Suscipe, Sancta Trinitas, hanc oblationem, quam tibi offerimus...
As I was offering Mass in the extraordinary form of the Roman Rite this morning, my attention was taken by the words of this offertory prayer. Suddenly it dawned upon me that the words of the rites were very clear about the direction of the Eucharistic Sacrifice. The oblation is not made to the people. The oblation is offered to the true God, the Most Holy Trinity. The orientation of the prayer is so very clear both in text and in ritual. In ritual, the priest and the people face the same direction - ad Deum (to God). The prayer makes it even clearer: Suscipe, Sancta Trinitas... (Receive, O Holy Trinity, this offering which we make to Thee...)

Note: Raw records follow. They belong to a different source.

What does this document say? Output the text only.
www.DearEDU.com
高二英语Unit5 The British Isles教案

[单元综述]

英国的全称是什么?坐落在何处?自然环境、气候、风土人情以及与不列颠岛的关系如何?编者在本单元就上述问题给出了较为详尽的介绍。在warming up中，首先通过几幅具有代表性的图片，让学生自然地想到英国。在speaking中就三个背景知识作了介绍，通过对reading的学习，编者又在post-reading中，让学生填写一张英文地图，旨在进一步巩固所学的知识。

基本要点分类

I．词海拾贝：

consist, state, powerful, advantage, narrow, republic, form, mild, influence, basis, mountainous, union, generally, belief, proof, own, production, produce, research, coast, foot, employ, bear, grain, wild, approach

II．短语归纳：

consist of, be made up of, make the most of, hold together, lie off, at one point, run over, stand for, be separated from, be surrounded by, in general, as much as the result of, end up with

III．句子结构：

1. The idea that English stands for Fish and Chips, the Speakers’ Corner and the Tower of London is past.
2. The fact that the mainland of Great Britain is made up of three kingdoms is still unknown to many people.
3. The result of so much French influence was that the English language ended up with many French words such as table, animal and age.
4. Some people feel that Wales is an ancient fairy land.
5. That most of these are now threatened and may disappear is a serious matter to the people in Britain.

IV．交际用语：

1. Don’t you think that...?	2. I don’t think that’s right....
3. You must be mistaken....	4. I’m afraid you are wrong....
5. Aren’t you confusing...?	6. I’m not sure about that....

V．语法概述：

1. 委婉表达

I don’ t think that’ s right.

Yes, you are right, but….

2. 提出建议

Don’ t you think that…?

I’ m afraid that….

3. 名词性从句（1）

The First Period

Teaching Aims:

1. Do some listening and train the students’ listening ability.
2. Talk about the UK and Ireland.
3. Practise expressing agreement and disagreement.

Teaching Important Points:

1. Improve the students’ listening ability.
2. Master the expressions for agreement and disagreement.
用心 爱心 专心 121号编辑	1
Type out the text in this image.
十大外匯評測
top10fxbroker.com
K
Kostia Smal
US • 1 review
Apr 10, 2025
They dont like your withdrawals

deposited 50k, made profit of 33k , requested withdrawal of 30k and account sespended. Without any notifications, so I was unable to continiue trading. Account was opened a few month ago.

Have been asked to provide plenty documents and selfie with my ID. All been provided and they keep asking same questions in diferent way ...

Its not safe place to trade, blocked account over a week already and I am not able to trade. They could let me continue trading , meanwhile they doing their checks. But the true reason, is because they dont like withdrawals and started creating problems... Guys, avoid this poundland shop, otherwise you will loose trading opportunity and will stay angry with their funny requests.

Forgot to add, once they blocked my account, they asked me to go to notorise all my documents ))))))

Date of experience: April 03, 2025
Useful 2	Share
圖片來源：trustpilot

In fact, at the conclusion of the Mass, an equally beautiful prayer is prayed: Placeat tibi, sancta Trinitas, obsequium servitutis meae: et praesta; ut sacrifium, quod oculis tuae majestatis indignus obtuli, tibi sit acceptabile, mihique et omnibus, pro quibus illus obtuli, sit , te miserante, propitiabile (May the performance of my homage be pleasing to Thee, O Holy Trinity; and grant that the sacrifice which I, though unworthy, have offered up in the sight of Thy majesty be a propitiation for me and for all those for whom it has been offered). Towards the end of the Sacrifice, the priest is reminded of his real purpose. There is no "pat in the back," no affirmations like, "Good work, Father, you got the attention of the audience." The priest has no care of what the "spectators" say for his only purpose is to be able to offer homage that is pleasing to the Holy Trinity. No human affirmation can equal the value of our Lord's words: "Well done, good and faithful servant."
The two prayers of the Mass remind the priest of his real "employer" - he is at the service of the Holy Trinity! The priest is servant of the Holy Trinity.